Epidemiological studies have shown an inverse association between moderate alcohol consumption and coronary heart disease (CHD).

Methodology

Subjects were male US physicians (n=87,938) who were invited to participate in the Physicians’ Health Study. All were free of myocardial infarction, stroke, cancer or liver disease at the start of the study. 2,790 were diagnosed with diabetes mellitus. Subjects were followed up for an average of 5.5 years.

Results

850 deaths due to CHD were documented: 717 among non-diabetics and 133 among diabetics. Among non-diabetics (at baseline), the relative risk estimates for death due to CHD were 1.00, 1.02, 0.82 and 0.61 for those reporting rarely/never, monthly, weekly and daily alcohol consumption respectively. Among diabetics (at baseline), relative risk estimates were 1.00, 1.11, 0.67 and 0.42 respectively.
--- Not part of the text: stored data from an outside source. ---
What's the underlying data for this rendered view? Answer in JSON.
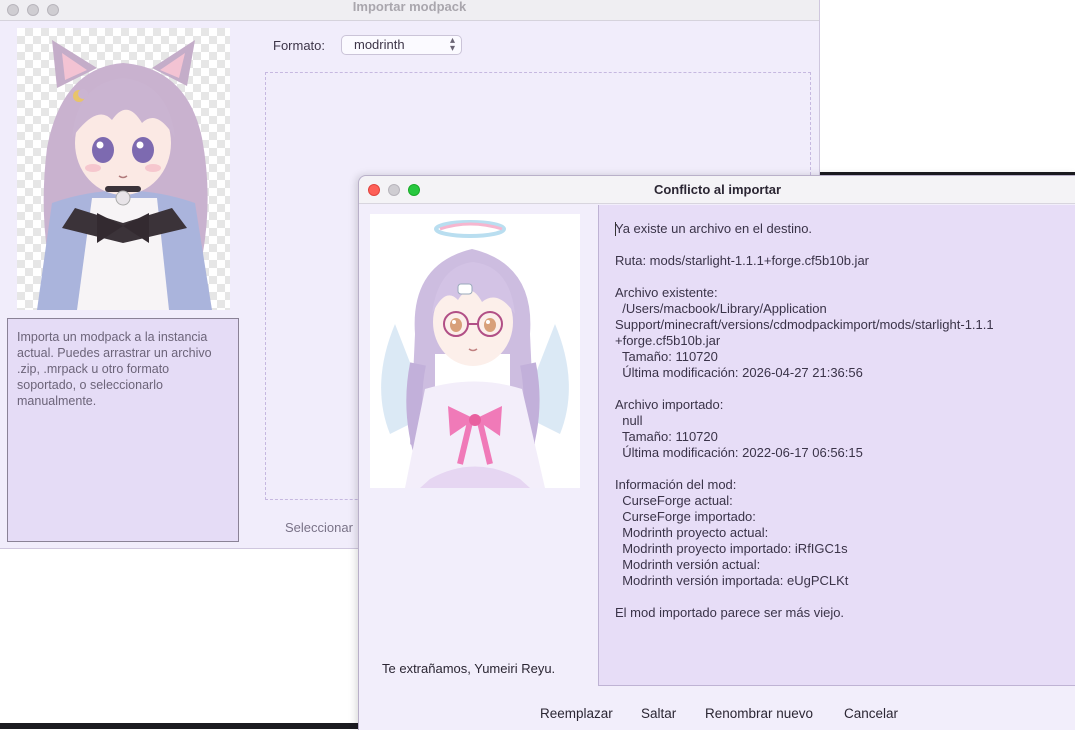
{
  "main_window": {
    "title": "Importar modpack",
    "description": "Importa un modpack a la instancia actual. Puedes arrastrar un archivo .zip, .mrpack u otro formato soportado, o seleccionarlo manualmente.",
    "format_label": "Formato:",
    "format_value": "modrinth",
    "select_manual_label": "Seleccionar"
  },
  "dialog": {
    "title": "Conflicto al importar",
    "farewell": "Te extrañamos, Yumeiri Reyu.",
    "message_lines": [
      "Ya existe un archivo en el destino.",
      "",
      "Ruta: mods/starlight-1.1.1+forge.cf5b10b.jar",
      "",
      "Archivo existente:",
      "  /Users/macbook/Library/Application",
      "Support/minecraft/versions/cdmodpackimport/mods/starlight-1.1.1",
      "+forge.cf5b10b.jar",
      "  Tamaño: 110720",
      "  Última modificación: 2026-04-27 21:36:56",
      "",
      "Archivo importado:",
      "  null",
      "  Tamaño: 110720",
      "  Última modificación: 2022-06-17 06:56:15",
      "",
      "Información del mod:",
      "  CurseForge actual:",
      "  CurseForge importado:",
      "  Modrinth proyecto actual:",
      "  Modrinth proyecto importado: iRfIGC1s",
      "  Modrinth versión actual:",
      "  Modrinth versión importada: eUgPCLKt",
      "",
      "El mod importado parece ser más viejo."
    ],
    "buttons": {
      "replace": "Reemplazar",
      "skip": "Saltar",
      "rename_new": "Renombrar nuevo",
      "cancel": "Cancelar"
    }
  },
  "colors": {
    "accent_lavender": "#e7ddf7",
    "traffic_red": "#fe5f57",
    "traffic_green": "#28c840"
  }
}
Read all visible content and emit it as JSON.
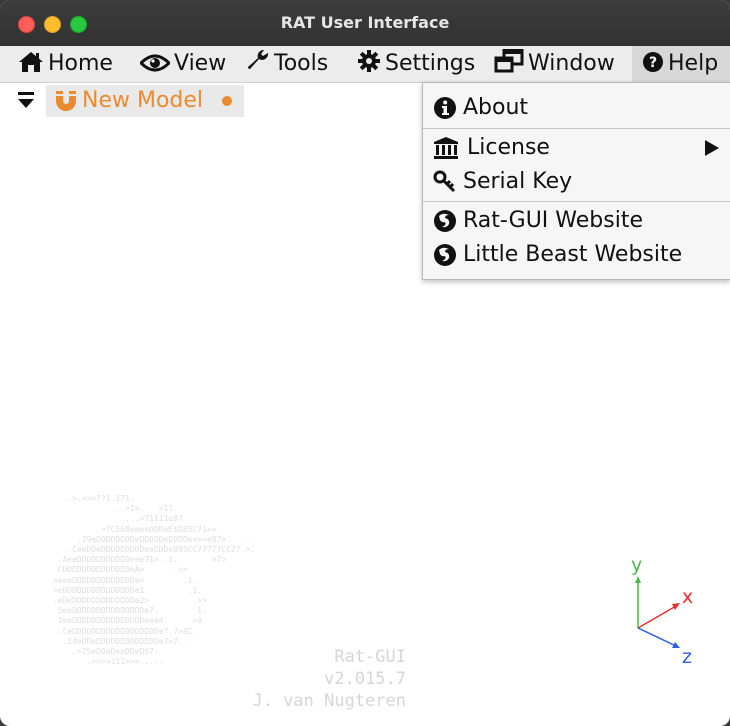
{
  "window": {
    "title": "RAT User Interface"
  },
  "menubar": {
    "items": [
      {
        "label": "Home",
        "icon": "home-icon"
      },
      {
        "label": "View",
        "icon": "eye-icon"
      },
      {
        "label": "Tools",
        "icon": "wrench-icon"
      },
      {
        "label": "Settings",
        "icon": "gear-icon"
      },
      {
        "label": "Window",
        "icon": "window-restore-icon"
      },
      {
        "label": "Help",
        "icon": "question-circle-icon",
        "active": true
      }
    ]
  },
  "tabs": [
    {
      "label": "New Model",
      "icon": "magnet-icon",
      "modified": true
    }
  ],
  "help_menu": {
    "items": [
      {
        "label": "About",
        "icon": "info-circle-icon"
      },
      {
        "label": "License",
        "icon": "bank-icon",
        "has_submenu": true
      },
      {
        "label": "Serial Key",
        "icon": "key-icon"
      },
      {
        "label": "Rat-GUI Website",
        "icon": "firefox-icon"
      },
      {
        "label": "Little Beast Website",
        "icon": "firefox-icon"
      }
    ]
  },
  "watermark": {
    "app_name": "Rat-GUI",
    "version": "v2.015.7",
    "author": "J. van Nugteren",
    "ascii_art": "   ..>.>>>??1.171.\n              ..>1>.   >11.\n                ...>71111e87\n          .>7C568eeeeDDDeE$D8SC71>>.\n      .79eDDDDDDDDeDDDDDeDDDDe<>>e87>.   .\n    .CeeDDeDDDDDDDDDeeDDDe895CC77777CC27.>.\n  .AeeDDDDDDDDDDDeee31>..1.       >7>\n  CDDDDDDDDDDDDDDeA>      .>>\n >eeeDDDDDDDDDDDDDe>        .1.\n >eDDDDDDDDDDDDDDDe1         .1.\n .eDeDDDDDDDDDDDDDe2>         .>>\n  5eeDDDDDDDDDDDDDDDe7.        1.\n  1eeDDDDDDDDDDDDDDDeee4.     >9.\n  .CeDDDDDDDDDDDDDDDDDDe7.7>8C.\n   .14eDDeDDDDDDDDDDDDDe7>7..\n     .>75eDDeDeeDDeD67.\n        .>>>>111>>>.....",
    "axis_labels": [
      "y",
      "x",
      "z"
    ]
  },
  "colors": {
    "accent": "#ec8a2e",
    "axis_x": "#e0322f",
    "axis_y": "#4cb84c",
    "axis_z": "#2f5ee0"
  }
}
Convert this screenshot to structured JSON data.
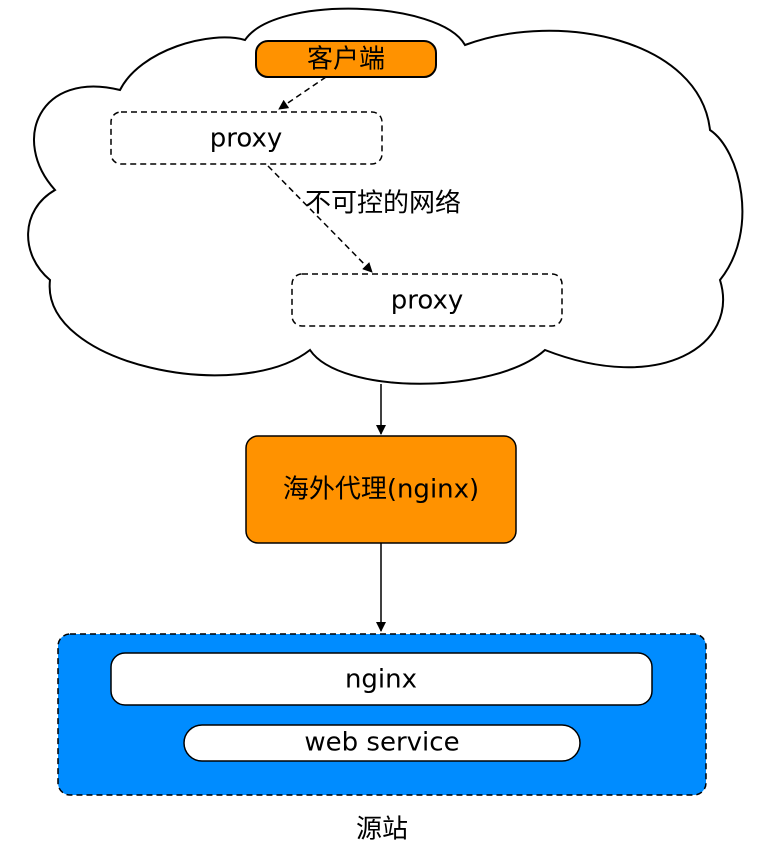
{
  "cloud": {
    "client_label": "客户端",
    "proxy_top_label": "proxy",
    "network_label": "不可控的网络",
    "proxy_bottom_label": "proxy"
  },
  "overseas_proxy": {
    "label": "海外代理(nginx)"
  },
  "origin": {
    "nginx_label": "nginx",
    "web_service_label": "web service",
    "caption": "源站"
  },
  "colors": {
    "orange": "#ff9200",
    "blue": "#008cff",
    "stroke": "#000000",
    "white": "#ffffff"
  }
}
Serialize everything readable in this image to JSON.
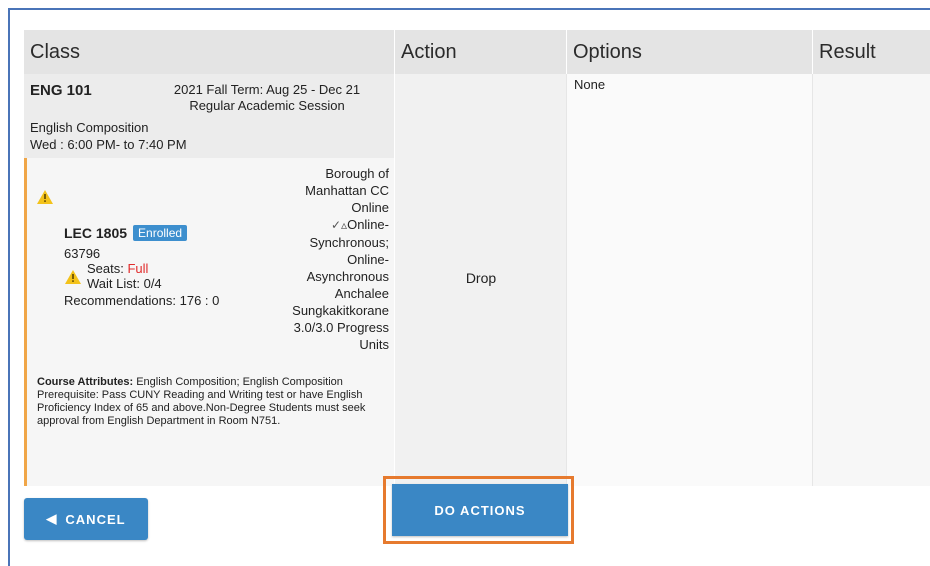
{
  "table": {
    "headers": {
      "class": "Class",
      "action": "Action",
      "options": "Options",
      "result": "Result"
    }
  },
  "course": {
    "code": "ENG 101",
    "term_line1": "2021 Fall Term: Aug 25 - Dec 21",
    "term_line2": "Regular Academic Session",
    "title": "English Composition",
    "schedule": "Wed : 6:00 PM- to 7:40 PM"
  },
  "section": {
    "component": "LEC 1805",
    "status_badge": "Enrolled",
    "class_number": "63796",
    "seats_label": "Seats:",
    "seats_value": "Full",
    "waitlist": "Wait List: 0/4",
    "recommendations": "Recommendations: 176 : 0",
    "campus_line1": "Borough of",
    "campus_line2": "Manhattan CC",
    "campus_line3": "Online",
    "mode_line1": "Online-",
    "mode_line2": "Synchronous;",
    "mode_line3": "Online-",
    "mode_line4": "Asynchronous",
    "instructor_line1": "Anchalee",
    "instructor_line2": "Sungkakitkorane",
    "units_line1": "3.0/3.0 Progress",
    "units_line2": "Units",
    "attributes_label": "Course Attributes:",
    "attributes_value": " English Composition; English Composition",
    "prerequisite": "Prerequisite: Pass CUNY Reading and Writing test or have English Proficiency Index of 65 and above.Non-Degree Students must seek approval from English Department in Room N751."
  },
  "action_cell": "Drop",
  "options_cell": "None",
  "buttons": {
    "cancel": "CANCEL",
    "do_actions": "DO ACTIONS"
  },
  "colors": {
    "primary": "#3a87c5",
    "highlight": "#e67a2e",
    "warning_border": "#f0a648",
    "full_text": "#e12c2c"
  }
}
Results were adjusted for age, aspirin use, smoking, physical activity, body mass index and history of angina, hypertension and high cholesterol.

Conclusion

The findings indicate that light-to-moderate alcohol consumption is associated with similar risk reductions in CHD among diabetic and non-diabetic men.

References

Ajani UA et al. Alcohol consumption and risk of coronary heart disease by diabetes status. Circulation 102 (5): 500-5. Aug 2000.